As you work on notebooks and create new files you want to save, you may want to move them to your local machine. If you are working on a notebook or .stan file, the best option is to use git and commit and push those files to your repository directly from the command line on your EC2 instance.

Some files, though, such as MCMC results or intermediate data processing results, are not meant to be under version control.
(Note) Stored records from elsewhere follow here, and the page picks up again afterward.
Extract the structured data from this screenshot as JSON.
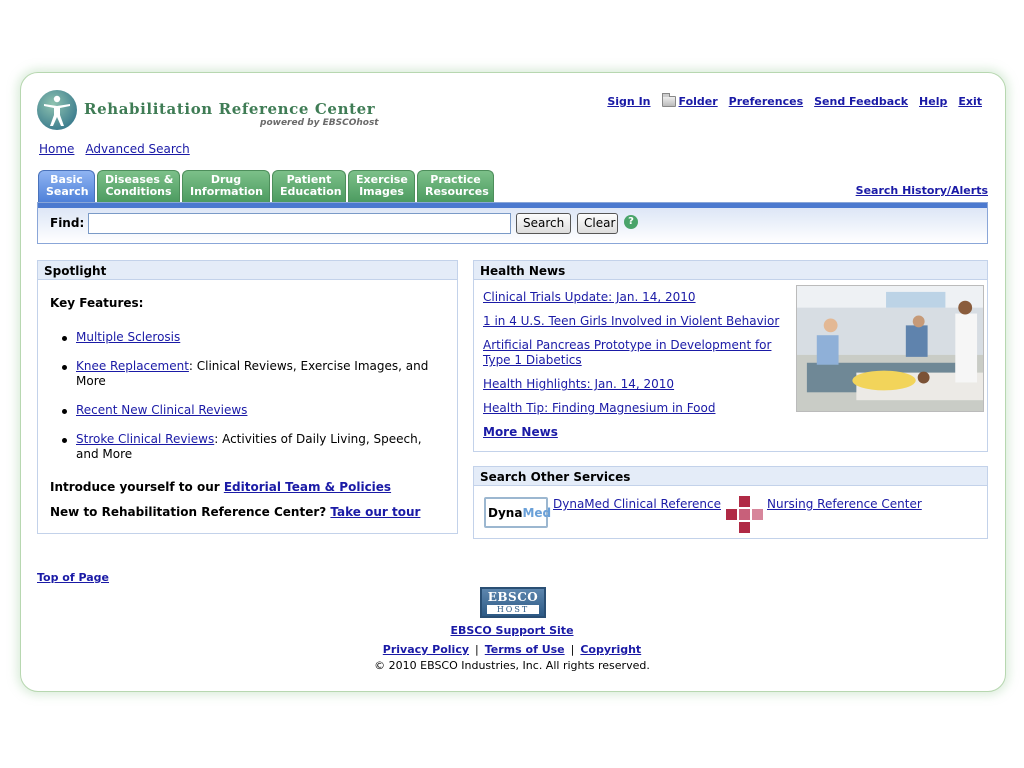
{
  "brand": {
    "name": "Rehabilitation Reference Center",
    "powered_by": "powered by EBSCOhost"
  },
  "top_links": {
    "sign_in": "Sign In",
    "folder": "Folder",
    "preferences": "Preferences",
    "send_feedback": "Send Feedback",
    "help": "Help",
    "exit": "Exit"
  },
  "subnav": {
    "home": "Home",
    "advanced_search": "Advanced Search"
  },
  "tabs": [
    {
      "line1": "Basic",
      "line2": "Search",
      "active": true
    },
    {
      "line1": "Diseases &",
      "line2": "Conditions",
      "active": false
    },
    {
      "line1": "Drug",
      "line2": "Information",
      "active": false
    },
    {
      "line1": "Patient",
      "line2": "Education",
      "active": false
    },
    {
      "line1": "Exercise",
      "line2": "Images",
      "active": false
    },
    {
      "line1": "Practice",
      "line2": "Resources",
      "active": false
    }
  ],
  "search_history": "Search History/Alerts",
  "search": {
    "find_label": "Find:",
    "value": "",
    "search_button": "Search",
    "clear_button": "Clear",
    "help_icon": "?"
  },
  "spotlight": {
    "title": "Spotlight",
    "key_features": "Key Features:",
    "items": [
      {
        "link": "Multiple Sclerosis",
        "rest": ""
      },
      {
        "link": "Knee Replacement",
        "rest": ": Clinical Reviews, Exercise Images, and More"
      },
      {
        "link": "Recent New Clinical Reviews",
        "rest": ""
      },
      {
        "link": "Stroke Clinical Reviews",
        "rest": ": Activities of Daily Living, Speech, and More"
      }
    ],
    "intro_text": "Introduce yourself to our ",
    "intro_link": "Editorial Team & Policies",
    "new_text": "New to Rehabilitation Reference Center? ",
    "new_link": "Take our tour"
  },
  "health_news": {
    "title": "Health News",
    "items": [
      "Clinical Trials Update: Jan. 14, 2010",
      "1 in 4 U.S. Teen Girls Involved in Violent Behavior",
      "Artificial Pancreas Prototype in Development for Type 1 Diabetics",
      "Health Highlights: Jan. 14, 2010",
      "Health Tip: Finding Magnesium in Food"
    ],
    "more": "More News"
  },
  "other_services": {
    "title": "Search Other Services",
    "dyna_logo_a": "Dyna",
    "dyna_logo_b": "Med",
    "dynamed": "DynaMed Clinical Reference",
    "nursing": "Nursing Reference Center"
  },
  "footer": {
    "top_of_page": "Top of Page",
    "ebsco_logo_top": "EBSCO",
    "ebsco_logo_bottom": "HOST",
    "support": "EBSCO Support Site",
    "privacy": "Privacy Policy",
    "terms": "Terms of Use",
    "copyright_link": "Copyright",
    "copyright": "© 2010 EBSCO Industries, Inc. All rights reserved."
  },
  "colors": {
    "brand_green": "#3f7c55",
    "tab_green": "#4b9a5f",
    "tab_active_blue": "#4d7fd8",
    "link_blue": "#1a1aa6",
    "panel_head": "#e4ecf8"
  }
}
For these file, you an use scp.

  1. Open another GitBash or Terminal window on your local machine.

  2. You can copy files from the EC2 instance to your computer as follows.

    scp -i "~/key_pairs/bebi103_aws_keypair.pem" ec2-user@<IPv4 Public IP>:~/my_file.csv ./

  3. Similarly, you can upload files to your EC2 instance as follows (in this example to the home directory in your instance).

    scp -i "~/key_pairs/bebi103_aws_keypair.pem" my_file.txt ec2-user@<IPv4 Public IP>:~/

6. Exiting

  1. Shut down your notebook in the browser.

  2. If necessary, in the terminal window used to launch JupyterLab, you can shut down JupyterLab by pressing Ctrl-c.

  3. After Jupyter is terminated, you should detach your screen by doing screen -d.

  4. For good measure, you should also quit your screen by doing screen -X quit.

  5. STOP YOUR INSTANCE ON AWS. To do this, go back to the Instances page on your EC2 console. Right click your instance, and navigate to Instance StateStop. Do not terminate your instance unless you really want to. Terminating an instance will get rid of any changes you made to it.

7. Seriously. Stop your instances if you are not using them.

If your instance is not stopped and you leave it running, you will get charged. You can rack up a massive bill with idle, but running, instances. You should stop your instances whenever you are not using them and watch them stop all the way. It is a minor pain to wait for them to spin up again, but forgetting about a running instance will cause more pain than that to your pocketbook.